Eran las nueve y veinte de la noche.

Mansson estaba sudando a pesar de ir ligero de ropa, sólo con camiseta de redecilla y calzoncillos a cuadros. Había cerrado la puerta de la terraza al principio de la conversación para que no le molestara el ruido del tráfico. Aún hacía mucho calor en la habitación, a pesar de que el sol había desaparecido mucho antes tras la casa de enfrente.

Removió el combinado con un tenedor que había robado o que se había llevado por casualidad de un restaurante llamado Översten. «¿Puede uno llevarse un tenedor por simple casualidad?», pensó Mansson, y dijo, como despertando:

—Sí, sí, claro; entonces es cuando Leslie Howard y… Ah, ¿no? ¿Clark Gable, dices? Ah, bueno…, claro…

Cinco minutos después, su mujer dio por terminado el relato, Mansson le soltó su mentira piadosa para el fin de semana, y colgó.

Sonó el teléfono. Mansson no contestó enseguida. Tenía el día libre y deseaba seguir así. Se bebió despacio el gintónic y observó el cielo que se iba oscureciendo lentamente, mientras descolgaba el aparato y contestaba.

—Sí, Mansson.

—Hola, soy Nilsson. ¡Vaya coñazo de charla! Llevo media hora intentando hablar contigo.
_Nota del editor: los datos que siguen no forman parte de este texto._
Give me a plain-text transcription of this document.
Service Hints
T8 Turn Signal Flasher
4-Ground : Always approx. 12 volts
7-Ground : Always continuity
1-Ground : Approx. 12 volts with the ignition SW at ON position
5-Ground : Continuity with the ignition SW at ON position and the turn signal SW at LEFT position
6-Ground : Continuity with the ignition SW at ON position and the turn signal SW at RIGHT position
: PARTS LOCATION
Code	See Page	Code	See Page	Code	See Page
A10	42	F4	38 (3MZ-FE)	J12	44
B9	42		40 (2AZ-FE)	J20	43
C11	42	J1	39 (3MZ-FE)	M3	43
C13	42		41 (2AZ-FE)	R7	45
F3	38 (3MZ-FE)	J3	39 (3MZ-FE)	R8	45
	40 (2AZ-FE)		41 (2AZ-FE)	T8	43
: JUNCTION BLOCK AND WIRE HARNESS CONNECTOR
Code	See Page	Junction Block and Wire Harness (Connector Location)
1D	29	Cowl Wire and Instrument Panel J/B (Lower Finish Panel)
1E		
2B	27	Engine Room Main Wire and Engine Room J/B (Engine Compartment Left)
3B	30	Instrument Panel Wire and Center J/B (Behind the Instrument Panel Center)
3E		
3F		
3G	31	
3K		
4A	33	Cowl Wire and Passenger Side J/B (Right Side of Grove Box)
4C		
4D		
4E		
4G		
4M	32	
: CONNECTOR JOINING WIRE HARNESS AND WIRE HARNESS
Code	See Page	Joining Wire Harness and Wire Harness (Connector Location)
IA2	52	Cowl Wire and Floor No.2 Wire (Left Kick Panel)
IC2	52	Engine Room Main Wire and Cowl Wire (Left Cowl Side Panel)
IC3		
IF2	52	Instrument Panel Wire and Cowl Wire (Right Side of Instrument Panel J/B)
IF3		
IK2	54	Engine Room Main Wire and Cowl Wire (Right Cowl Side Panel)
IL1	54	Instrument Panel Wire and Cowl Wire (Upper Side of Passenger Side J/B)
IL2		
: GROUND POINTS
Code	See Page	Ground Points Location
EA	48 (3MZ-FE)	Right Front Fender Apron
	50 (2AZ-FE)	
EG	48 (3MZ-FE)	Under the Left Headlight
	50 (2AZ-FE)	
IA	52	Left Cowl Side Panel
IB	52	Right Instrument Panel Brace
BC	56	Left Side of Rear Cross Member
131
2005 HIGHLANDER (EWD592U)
Nilsson era inspector auxiliar de homicidios, y aquella noche inspector de guardia en la comisaría de la plaza Davidshall. Mansson suspiró.

—Bueno. ¿Qué ocurre?

—Le han pegado un tiro a uno que cenaba en el comedor del Savoy. Me temo que hará falta que vayas.

Mansson cogió el vaso vacío, pero todavía frío, y se lo pasó rodando por la frente, presionándolo con la palma de la mano.

—¿Está muerto?

—No lo sé.

—¿No puedes enviar a Skacke?

—Tiene el día libre y está ilocalizable. Sigo buscándole. Backlund es el que ha ido, pero creo que tú…

Mansson se estremeció y dejó el vaso sobre la mesa.

—¿Backlund? Okey, voy en seguida.

Llamó rápidamente a un taxi, dejó el auricular sobre la mesa, y mientras se vestía iba oyendo la voz rasposa que repetía mecánicamente: «Aquí el servicio de taxis, espere, por favor», hasta que le pasaron la comunicación con la telefonista.

Delante del hotel Savoy había varios coches de la policía aparcados de cualquier manera, y a la entrada dos agentes de una de las patrullas cerraban el paso a la cada vez más numerosa horda de curiosos que se amontonaban al pie de la escalinata.

Mansson contempló la escena mientras pagaba el taxi y se metía la nota en el bolsillo, y le pareció advertir que uno de aquellos policías se comportaba con cierta brusquedad; pensó con tristeza que la policía de Malmö no tardaría demasiado en tener la misma mala prensa que sus colegas de Estocolmo.

Al pasar junto a los agentes de uniforme que estaban a la entrada del vestíbulo, se limitó a saludar con la cabeza, pero sin decir nada. Dentro había un gran alboroto, los empleados del hotel hablaban entre sí por los codos, y algunos huéspedes salían del comedor. El escenario lo completaban unos cuantos agentes que parecían completamente despistados y nada acostumbrados a aquel ambiente, y estaba claro que nadie les había dicho cómo comportarse ni qué debían hacer.

Mansson era un tipo grandullón, de unos cincuenta años. Llevaba camisa de manga corta, pantalones de tergal y sandalias. Se sacó un mondadientes del bolsillo de la camisa, le quitó la funda y se lo metió en la boca. Estuvo hurgándose con él un buen rato mientras examinaba la situación con aire pensativo. Era un mondadientes americano, y se lo había llevado del transbordador ferroviario Malmöhus, donde los tienen en las mesas.